Hopefully that should answer your question.
However, if at all possible, I'd suggest the best solution here would be to drop support for IE7. The usage stats for it have dropped through the floor in the last six months or so - it's almost as low as IE6 now; there's hardly anyone still using it. I appreciate in some cases you may not have a choice, but if you do have a choice, my advice is to drop it.
[EDIT]
Okay, after further research, it seems you're right: a plain CDATA
block does escape its output (despite claims to the contrary in many places).
Instead, you need to use <xsl:comment>
to generate an HTML comment in the output.

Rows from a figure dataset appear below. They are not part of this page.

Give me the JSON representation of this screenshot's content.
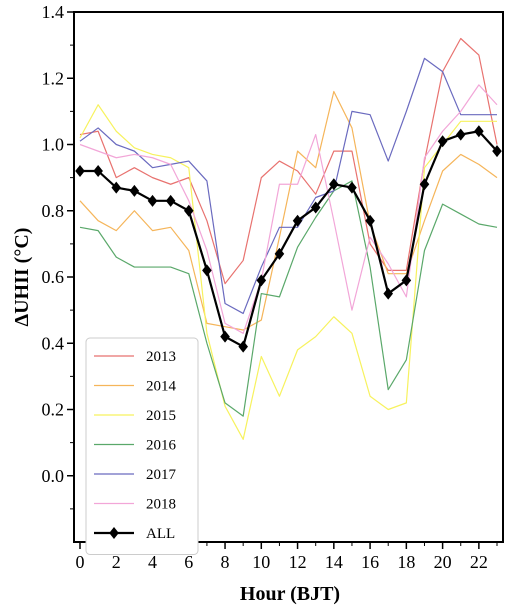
{
  "chart_data": {
    "type": "line",
    "xlabel": "Hour (BJT)",
    "ylabel": "ΔUHII (°C)",
    "xlim": [
      0,
      23
    ],
    "ylim": [
      -0.2,
      1.4
    ],
    "xticks": [
      "0",
      "2",
      "4",
      "6",
      "8",
      "10",
      "12",
      "14",
      "16",
      "18",
      "20",
      "22"
    ],
    "yticks": [
      "0.0",
      "0.2",
      "0.4",
      "0.6",
      "0.8",
      "1.0",
      "1.2",
      "1.4"
    ],
    "grid": false,
    "legend_position": "bottom-left",
    "x": [
      0,
      1,
      2,
      3,
      4,
      5,
      6,
      7,
      8,
      9,
      10,
      11,
      12,
      13,
      14,
      15,
      16,
      17,
      18,
      19,
      20,
      21,
      22,
      23
    ],
    "series": [
      {
        "name": "2013",
        "color": "#e8726f",
        "values": [
          1.03,
          1.04,
          0.9,
          0.93,
          0.9,
          0.88,
          0.9,
          0.77,
          0.58,
          0.65,
          0.9,
          0.95,
          0.92,
          0.85,
          0.98,
          0.98,
          0.7,
          0.62,
          0.62,
          0.95,
          1.22,
          1.32,
          1.27,
          1.0
        ]
      },
      {
        "name": "2014",
        "color": "#f5b55a",
        "values": [
          0.83,
          0.77,
          0.74,
          0.8,
          0.74,
          0.75,
          0.68,
          0.46,
          0.45,
          0.44,
          0.47,
          0.72,
          0.98,
          0.93,
          1.16,
          1.05,
          0.76,
          0.61,
          0.61,
          0.77,
          0.92,
          0.97,
          0.94,
          0.9
        ]
      },
      {
        "name": "2015",
        "color": "#f7f25e",
        "values": [
          1.02,
          1.12,
          1.04,
          0.99,
          0.97,
          0.96,
          0.93,
          0.43,
          0.21,
          0.11,
          0.36,
          0.24,
          0.38,
          0.42,
          0.48,
          0.43,
          0.24,
          0.2,
          0.22,
          0.93,
          1.0,
          1.07,
          1.07,
          1.07
        ]
      },
      {
        "name": "2016",
        "color": "#5aa86a",
        "values": [
          0.75,
          0.74,
          0.66,
          0.63,
          0.63,
          0.63,
          0.61,
          0.4,
          0.22,
          0.18,
          0.55,
          0.54,
          0.69,
          0.78,
          0.86,
          0.89,
          0.63,
          0.26,
          0.35,
          0.68,
          0.82,
          0.79,
          0.76,
          0.75
        ]
      },
      {
        "name": "2017",
        "color": "#6a6abf",
        "values": [
          1.01,
          1.05,
          1.0,
          0.98,
          0.93,
          0.94,
          0.95,
          0.89,
          0.52,
          0.49,
          0.63,
          0.75,
          0.75,
          0.84,
          0.86,
          1.1,
          1.09,
          0.95,
          1.1,
          1.26,
          1.22,
          1.09,
          1.09,
          1.09
        ]
      },
      {
        "name": "2018",
        "color": "#f2a6d8",
        "values": [
          1.0,
          0.98,
          0.96,
          0.97,
          0.96,
          0.94,
          0.83,
          0.68,
          0.46,
          0.43,
          0.59,
          0.88,
          0.88,
          1.03,
          0.77,
          0.5,
          0.72,
          0.64,
          0.54,
          0.96,
          1.04,
          1.1,
          1.18,
          1.12
        ]
      },
      {
        "name": "ALL",
        "color": "#000000",
        "marker": "diamond",
        "values": [
          0.92,
          0.92,
          0.87,
          0.86,
          0.83,
          0.83,
          0.8,
          0.62,
          0.42,
          0.39,
          0.59,
          0.67,
          0.77,
          0.81,
          0.88,
          0.87,
          0.77,
          0.55,
          0.59,
          0.88,
          1.01,
          1.03,
          1.04,
          0.98
        ]
      }
    ]
  }
}
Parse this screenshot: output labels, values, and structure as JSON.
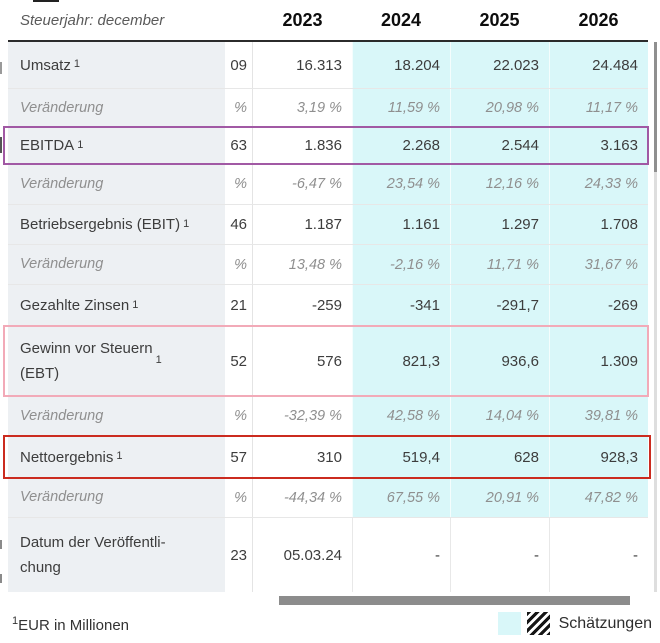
{
  "header": {
    "caption": "Steuerjahr: december",
    "years": [
      "2023",
      "2024",
      "2025",
      "2026"
    ]
  },
  "rows": [
    {
      "label": "Umsatz",
      "sup": "1",
      "values": [
        "09",
        "16.313",
        "18.204",
        "22.023",
        "24.484"
      ]
    },
    {
      "label": "Veränderung",
      "sup": "",
      "values": [
        "%",
        "3,19 %",
        "11,59 %",
        "20,98 %",
        "11,17 %"
      ]
    },
    {
      "label": "EBITDA",
      "sup": "1",
      "values": [
        "63",
        "1.836",
        "2.268",
        "2.544",
        "3.163"
      ],
      "highlight": "purple"
    },
    {
      "label": "Veränderung",
      "sup": "",
      "values": [
        "%",
        "-6,47 %",
        "23,54 %",
        "12,16 %",
        "24,33 %"
      ]
    },
    {
      "label": "Betriebsergebnis (EBIT)",
      "sup": "1",
      "values": [
        "46",
        "1.187",
        "1.161",
        "1.297",
        "1.708"
      ]
    },
    {
      "label": "Veränderung",
      "sup": "",
      "values": [
        "%",
        "13,48 %",
        "-2,16 %",
        "11,71 %",
        "31,67 %"
      ]
    },
    {
      "label": "Gezahlte Zinsen",
      "sup": "1",
      "values": [
        "21",
        "-259",
        "-341",
        "-291,7",
        "-269"
      ]
    },
    {
      "label": "Gewinn vor Steuern\n(EBT)",
      "sup": "1",
      "values": [
        "52",
        "576",
        "821,3",
        "936,6",
        "1.309"
      ],
      "highlight": "pink"
    },
    {
      "label": "Veränderung",
      "sup": "",
      "values": [
        "%",
        "-32,39 %",
        "42,58 %",
        "14,04 %",
        "39,81 %"
      ]
    },
    {
      "label": "Nettoergebnis",
      "sup": "1",
      "values": [
        "57",
        "310",
        "519,4",
        "628",
        "928,3"
      ],
      "highlight": "red"
    },
    {
      "label": "Veränderung",
      "sup": "",
      "values": [
        "%",
        "-44,34 %",
        "67,55 %",
        "20,91 %",
        "47,82 %"
      ]
    },
    {
      "label": "Datum der Veröffentli-\nchung",
      "sup": "",
      "values": [
        "23",
        "05.03.24",
        "-",
        "-",
        "-"
      ]
    }
  ],
  "footer": {
    "footnote_sup": "1",
    "footnote_text": "EUR in Millionen",
    "legend_label": "Schätzungen"
  },
  "colors": {
    "estimate_bg": "#d9f7f9",
    "label_column_bg": "#edf0f3",
    "highlight_purple": "#a159a4",
    "highlight_pink": "#f2aab8",
    "highlight_red": "#cb2b1f"
  }
}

Doing this with conditional comment syntax gets quite messy, and you will probably still need to use CDATA.
The best example I can find is here: http://getsymphony.com/download/xslt-utilities/view/21798/
As you can see, it's quite a lot of code.
A short version (without the flexibility) might look like this:
<xsl:comment>
[if lte 7<![CDATA[>]]>
<link rel="stylesheet" type="text/css" href="/rcm/verisign/style/2012/ie7.css"/>
<![CDATA[<![endif]]]>
</xsl:comment>
Hope that helps. Sorry the original answer was incomplete.